- Directed by: Robert Fuest
- Written by: John Melson; Jean Ardy;
- Based on: Aphrodite: mœurs antiques (1896 novel) by Pierre Louÿs
- Produced by: Adolphe Viezzi
- Starring: Horst Buchholz Valérie Kaprisky Delia Boccardo Capucine
- Cinematography: Bernard Daillencourt
- Edited by: Noëlle Balenci
- Music by: Jean-Pierre Stora;
- Production company: Les Films de la Tour; Carlton Film Export; Almira Films; ;
- Distributed by: Prodis
- Release date: 7 July 1982;
- Running time: 96 minutes
- Countries: France Switzerland West Germany
- Language: French

= Aphrodite (film) =

1982 film by Robert Fuest

Aphrodite is a 1982 erotic drama film directed by Robert Fuest, loosely based on the 1896 novel Aphrodite: mœurs antiques by Belgian author Pierre Louÿs.

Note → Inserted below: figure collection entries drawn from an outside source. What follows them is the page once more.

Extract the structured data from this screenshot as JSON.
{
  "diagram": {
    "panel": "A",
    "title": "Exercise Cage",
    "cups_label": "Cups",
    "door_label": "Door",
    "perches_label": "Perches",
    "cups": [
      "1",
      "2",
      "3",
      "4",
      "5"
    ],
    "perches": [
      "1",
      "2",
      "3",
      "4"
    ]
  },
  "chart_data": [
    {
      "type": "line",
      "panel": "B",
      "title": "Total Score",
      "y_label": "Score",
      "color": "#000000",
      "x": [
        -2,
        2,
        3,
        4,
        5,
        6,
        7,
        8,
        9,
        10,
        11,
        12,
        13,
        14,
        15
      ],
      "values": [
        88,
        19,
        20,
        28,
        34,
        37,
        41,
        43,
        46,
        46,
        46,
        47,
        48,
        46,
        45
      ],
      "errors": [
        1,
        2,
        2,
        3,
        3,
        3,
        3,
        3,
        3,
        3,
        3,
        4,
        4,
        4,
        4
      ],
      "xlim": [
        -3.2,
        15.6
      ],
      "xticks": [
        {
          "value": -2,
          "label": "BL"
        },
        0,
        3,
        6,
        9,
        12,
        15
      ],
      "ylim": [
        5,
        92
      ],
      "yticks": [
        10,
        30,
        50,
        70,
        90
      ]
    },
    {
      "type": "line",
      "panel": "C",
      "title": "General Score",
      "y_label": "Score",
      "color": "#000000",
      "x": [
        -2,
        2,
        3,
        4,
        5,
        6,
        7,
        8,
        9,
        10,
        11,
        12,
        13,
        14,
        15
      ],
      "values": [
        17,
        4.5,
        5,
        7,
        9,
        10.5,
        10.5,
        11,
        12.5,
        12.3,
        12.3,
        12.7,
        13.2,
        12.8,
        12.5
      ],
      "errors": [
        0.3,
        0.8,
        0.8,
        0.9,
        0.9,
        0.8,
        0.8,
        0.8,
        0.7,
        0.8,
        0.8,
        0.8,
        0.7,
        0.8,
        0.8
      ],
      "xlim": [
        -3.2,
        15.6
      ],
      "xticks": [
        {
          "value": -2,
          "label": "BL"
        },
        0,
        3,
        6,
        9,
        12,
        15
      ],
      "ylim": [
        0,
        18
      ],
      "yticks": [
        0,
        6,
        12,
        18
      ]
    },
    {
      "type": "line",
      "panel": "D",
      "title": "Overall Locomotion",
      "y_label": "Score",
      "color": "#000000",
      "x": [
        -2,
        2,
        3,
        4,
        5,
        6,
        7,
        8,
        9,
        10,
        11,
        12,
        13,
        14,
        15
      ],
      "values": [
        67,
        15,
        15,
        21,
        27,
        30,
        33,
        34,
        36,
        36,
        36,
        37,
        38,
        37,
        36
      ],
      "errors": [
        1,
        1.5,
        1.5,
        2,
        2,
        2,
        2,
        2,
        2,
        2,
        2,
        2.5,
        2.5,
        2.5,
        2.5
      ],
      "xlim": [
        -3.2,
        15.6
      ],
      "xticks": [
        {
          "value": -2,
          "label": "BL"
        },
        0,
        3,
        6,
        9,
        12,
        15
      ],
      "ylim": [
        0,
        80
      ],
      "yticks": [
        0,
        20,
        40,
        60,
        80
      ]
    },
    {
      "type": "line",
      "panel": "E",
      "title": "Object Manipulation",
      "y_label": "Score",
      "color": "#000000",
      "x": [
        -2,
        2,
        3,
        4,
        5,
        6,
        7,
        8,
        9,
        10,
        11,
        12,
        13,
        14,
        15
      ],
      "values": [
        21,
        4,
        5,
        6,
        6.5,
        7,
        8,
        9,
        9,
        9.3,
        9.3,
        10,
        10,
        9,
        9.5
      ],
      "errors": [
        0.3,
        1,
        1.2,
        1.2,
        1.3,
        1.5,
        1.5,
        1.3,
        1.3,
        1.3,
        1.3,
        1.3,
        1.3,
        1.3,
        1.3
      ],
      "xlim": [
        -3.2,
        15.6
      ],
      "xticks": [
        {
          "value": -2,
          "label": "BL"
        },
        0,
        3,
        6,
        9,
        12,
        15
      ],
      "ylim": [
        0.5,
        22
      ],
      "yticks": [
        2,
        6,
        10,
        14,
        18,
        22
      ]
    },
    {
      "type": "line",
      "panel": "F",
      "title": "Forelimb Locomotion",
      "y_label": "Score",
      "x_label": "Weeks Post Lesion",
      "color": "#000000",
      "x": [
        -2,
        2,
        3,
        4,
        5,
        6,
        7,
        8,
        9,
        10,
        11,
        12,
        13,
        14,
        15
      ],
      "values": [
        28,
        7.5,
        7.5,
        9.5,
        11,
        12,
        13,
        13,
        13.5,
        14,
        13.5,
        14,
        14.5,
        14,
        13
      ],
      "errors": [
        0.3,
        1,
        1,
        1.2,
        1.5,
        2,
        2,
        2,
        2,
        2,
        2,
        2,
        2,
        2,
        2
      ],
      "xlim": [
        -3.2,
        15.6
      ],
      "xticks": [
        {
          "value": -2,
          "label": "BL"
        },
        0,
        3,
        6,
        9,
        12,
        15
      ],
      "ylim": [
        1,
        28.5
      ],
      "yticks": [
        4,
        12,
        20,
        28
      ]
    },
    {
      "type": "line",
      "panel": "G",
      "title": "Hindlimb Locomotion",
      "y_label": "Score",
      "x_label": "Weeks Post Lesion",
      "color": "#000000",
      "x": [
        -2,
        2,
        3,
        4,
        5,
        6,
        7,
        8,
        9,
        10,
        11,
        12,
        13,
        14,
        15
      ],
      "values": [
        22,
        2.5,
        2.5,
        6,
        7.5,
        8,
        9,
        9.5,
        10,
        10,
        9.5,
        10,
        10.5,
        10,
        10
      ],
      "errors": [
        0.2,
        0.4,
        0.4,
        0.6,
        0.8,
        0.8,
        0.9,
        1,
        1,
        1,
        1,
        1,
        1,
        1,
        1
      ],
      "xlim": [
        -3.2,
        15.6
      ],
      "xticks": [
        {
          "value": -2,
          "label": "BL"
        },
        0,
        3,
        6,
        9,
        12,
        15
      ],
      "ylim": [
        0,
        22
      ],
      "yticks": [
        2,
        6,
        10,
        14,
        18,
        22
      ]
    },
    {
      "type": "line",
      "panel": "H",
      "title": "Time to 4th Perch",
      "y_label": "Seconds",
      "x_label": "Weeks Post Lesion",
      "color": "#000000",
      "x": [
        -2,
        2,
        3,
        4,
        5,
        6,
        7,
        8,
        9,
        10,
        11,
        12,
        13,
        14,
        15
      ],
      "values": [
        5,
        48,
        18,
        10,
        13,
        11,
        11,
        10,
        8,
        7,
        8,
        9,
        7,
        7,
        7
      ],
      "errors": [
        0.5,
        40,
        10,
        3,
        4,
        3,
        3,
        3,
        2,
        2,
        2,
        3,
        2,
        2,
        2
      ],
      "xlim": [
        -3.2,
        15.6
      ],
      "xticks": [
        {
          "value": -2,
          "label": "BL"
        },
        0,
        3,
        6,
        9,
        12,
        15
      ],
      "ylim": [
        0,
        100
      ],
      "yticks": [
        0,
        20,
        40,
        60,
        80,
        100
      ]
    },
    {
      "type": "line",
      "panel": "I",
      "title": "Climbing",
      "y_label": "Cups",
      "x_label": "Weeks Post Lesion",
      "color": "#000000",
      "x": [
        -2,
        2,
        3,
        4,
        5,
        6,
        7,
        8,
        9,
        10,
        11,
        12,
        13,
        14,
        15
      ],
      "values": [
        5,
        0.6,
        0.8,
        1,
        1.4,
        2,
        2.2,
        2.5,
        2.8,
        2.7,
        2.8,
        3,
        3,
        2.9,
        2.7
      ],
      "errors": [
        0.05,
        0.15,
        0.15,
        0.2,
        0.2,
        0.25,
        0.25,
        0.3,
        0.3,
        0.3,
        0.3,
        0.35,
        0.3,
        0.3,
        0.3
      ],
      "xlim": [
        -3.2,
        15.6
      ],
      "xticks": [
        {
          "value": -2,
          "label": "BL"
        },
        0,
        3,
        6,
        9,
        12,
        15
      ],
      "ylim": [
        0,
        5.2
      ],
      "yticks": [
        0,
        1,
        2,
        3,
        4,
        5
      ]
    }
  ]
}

It stars Horst Buchholz, Valérie Kaprisky, Delia Boccardo and Capucine. The story follows a group of visitors who come to an island where they are involved in different sexual liaisons.

The film was a French-Swiss-West German co-production. Filming took place in Hauts-de-Seine in France. It was the final theatrical film by Robert Fuest.

== Release ==
Aphrodite was released in France on 7 July 1982. The film was released in France on VHS in 1985.